Each year consulting firms go through an exercise to rate their talent and make promotion decisions. The environment is incredibly competitive and the formula for success is anything but black and white. When you understand how the review process actually works, however, you can greatly increase your odds of success. But don’t hold your breath waiting for the company training on this one. Unfortunately, no one is likely to tell you the skinny on the annual review process when you get hired.

Here are a few things HR probably didn’t mention to you when you joined…

It’s subjective. Many firms label themselves as a meritocracy, meaning that those who exhibit certain talents, aptitude or skills get rewarded. The challenge for you as the consultant is that this is also highly subjective. In many cases, even though your firm may outline certain factors used to evaluate your performance, they can often lack clarity and specificity. With the human element so largely in play, it’s rarely black and white.
Space is limited. There are a generally a set number of slots for each rating and a set number of slots for promotions. Landing one depends largely on your ability to justify to the powers that be that you deserve it and are already playing at that level consistently. Nailing one project out of three in a year isn’t going to cut it. Promotions and good ratings are rewards given for proven ability, not potential.

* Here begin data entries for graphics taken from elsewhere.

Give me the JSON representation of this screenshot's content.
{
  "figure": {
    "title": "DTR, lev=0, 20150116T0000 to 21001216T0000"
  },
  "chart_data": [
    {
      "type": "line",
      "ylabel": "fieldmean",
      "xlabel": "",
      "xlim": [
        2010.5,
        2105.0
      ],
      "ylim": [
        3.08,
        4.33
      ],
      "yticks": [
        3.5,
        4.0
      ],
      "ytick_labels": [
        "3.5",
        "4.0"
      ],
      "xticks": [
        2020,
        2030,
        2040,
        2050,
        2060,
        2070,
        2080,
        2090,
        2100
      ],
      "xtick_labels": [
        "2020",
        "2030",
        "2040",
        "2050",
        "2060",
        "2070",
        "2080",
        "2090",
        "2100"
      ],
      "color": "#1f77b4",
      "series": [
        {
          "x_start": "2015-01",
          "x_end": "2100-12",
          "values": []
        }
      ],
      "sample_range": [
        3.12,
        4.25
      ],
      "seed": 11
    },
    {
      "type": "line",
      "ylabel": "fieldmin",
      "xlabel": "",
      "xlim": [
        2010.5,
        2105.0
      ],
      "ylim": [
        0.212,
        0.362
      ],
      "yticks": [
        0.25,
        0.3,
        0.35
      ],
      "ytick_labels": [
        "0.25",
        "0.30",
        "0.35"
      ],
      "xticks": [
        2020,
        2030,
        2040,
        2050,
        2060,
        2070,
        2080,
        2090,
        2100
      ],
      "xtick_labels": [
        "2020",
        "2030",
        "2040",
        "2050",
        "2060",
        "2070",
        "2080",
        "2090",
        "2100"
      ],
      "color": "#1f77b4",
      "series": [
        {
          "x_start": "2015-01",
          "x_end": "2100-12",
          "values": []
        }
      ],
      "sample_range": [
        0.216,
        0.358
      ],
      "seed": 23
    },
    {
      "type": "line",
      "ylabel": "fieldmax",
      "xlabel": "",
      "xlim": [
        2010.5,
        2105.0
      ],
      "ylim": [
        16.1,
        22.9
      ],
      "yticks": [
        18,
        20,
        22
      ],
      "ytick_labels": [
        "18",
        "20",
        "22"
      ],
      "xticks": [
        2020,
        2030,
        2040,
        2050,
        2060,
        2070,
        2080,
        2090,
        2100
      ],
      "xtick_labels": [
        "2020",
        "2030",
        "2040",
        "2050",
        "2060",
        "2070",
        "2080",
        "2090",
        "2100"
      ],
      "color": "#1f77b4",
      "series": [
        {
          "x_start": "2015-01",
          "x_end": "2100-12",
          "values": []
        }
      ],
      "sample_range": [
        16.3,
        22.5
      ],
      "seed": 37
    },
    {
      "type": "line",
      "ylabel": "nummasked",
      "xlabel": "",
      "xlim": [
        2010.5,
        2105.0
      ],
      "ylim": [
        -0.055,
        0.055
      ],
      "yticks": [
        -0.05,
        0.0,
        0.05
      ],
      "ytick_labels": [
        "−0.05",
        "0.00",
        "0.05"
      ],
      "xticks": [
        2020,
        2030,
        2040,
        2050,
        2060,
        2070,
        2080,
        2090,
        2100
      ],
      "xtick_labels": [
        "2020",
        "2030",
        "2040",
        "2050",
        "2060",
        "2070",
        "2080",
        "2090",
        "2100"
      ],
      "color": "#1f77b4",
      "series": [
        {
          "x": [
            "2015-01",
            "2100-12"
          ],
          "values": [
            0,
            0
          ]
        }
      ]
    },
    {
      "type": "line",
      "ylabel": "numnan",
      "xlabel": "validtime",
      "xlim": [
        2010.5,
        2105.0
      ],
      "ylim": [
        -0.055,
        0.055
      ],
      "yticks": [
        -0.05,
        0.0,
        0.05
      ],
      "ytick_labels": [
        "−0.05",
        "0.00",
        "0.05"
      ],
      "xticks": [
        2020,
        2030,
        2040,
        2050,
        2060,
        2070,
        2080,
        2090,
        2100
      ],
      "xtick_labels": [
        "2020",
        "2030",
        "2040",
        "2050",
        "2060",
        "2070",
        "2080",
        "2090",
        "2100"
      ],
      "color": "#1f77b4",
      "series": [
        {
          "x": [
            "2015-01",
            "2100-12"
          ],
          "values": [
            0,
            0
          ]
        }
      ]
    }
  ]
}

You have to stand out from the Jones’. You will be ranked against your peers, or the others at your level. This gets interesting because rarely will you have the same role description. Frequently there will be situations where a test team lead is pitted against a change management consultant for one last spot. The work is like apples and oranges so it will all come down to how well each is positioned and who has the more compelling story.
Air time is short. Everyone, including you, the person speaking on your behalf, and the partners in your practice, are super busy all the time, making it very hard to remember all the great things you did throughout the year. On top of that, firms often use a series of conference calls or meetings at various levels (team, account, practice, etc) to evaluate performance. If you’ve ever been in a fraternity or sorority it’s a lot like the recruitment process. It’s quite common for your representative at the table to have only two to three minutes to make their argument for why you deserve the rating they recommend. Regardless of what you actually did over the past 12 months or what was written in your performance review, what they say in that short time can very easily determine your fate.
Politics are in full play. When disputes happen, and they often do, she who has the most respected supporters and compelling story wins. There will be one person at each meeting speaking for you, but the others in the room carry as much weight or more in the final decision.
Feeling down in the dumps about your prospects? Don’t give up just yet. The upside is that, while the environment may be competitive, those who are willing to invest just a bit of time to work the system and market themselves to those with influence, get great results.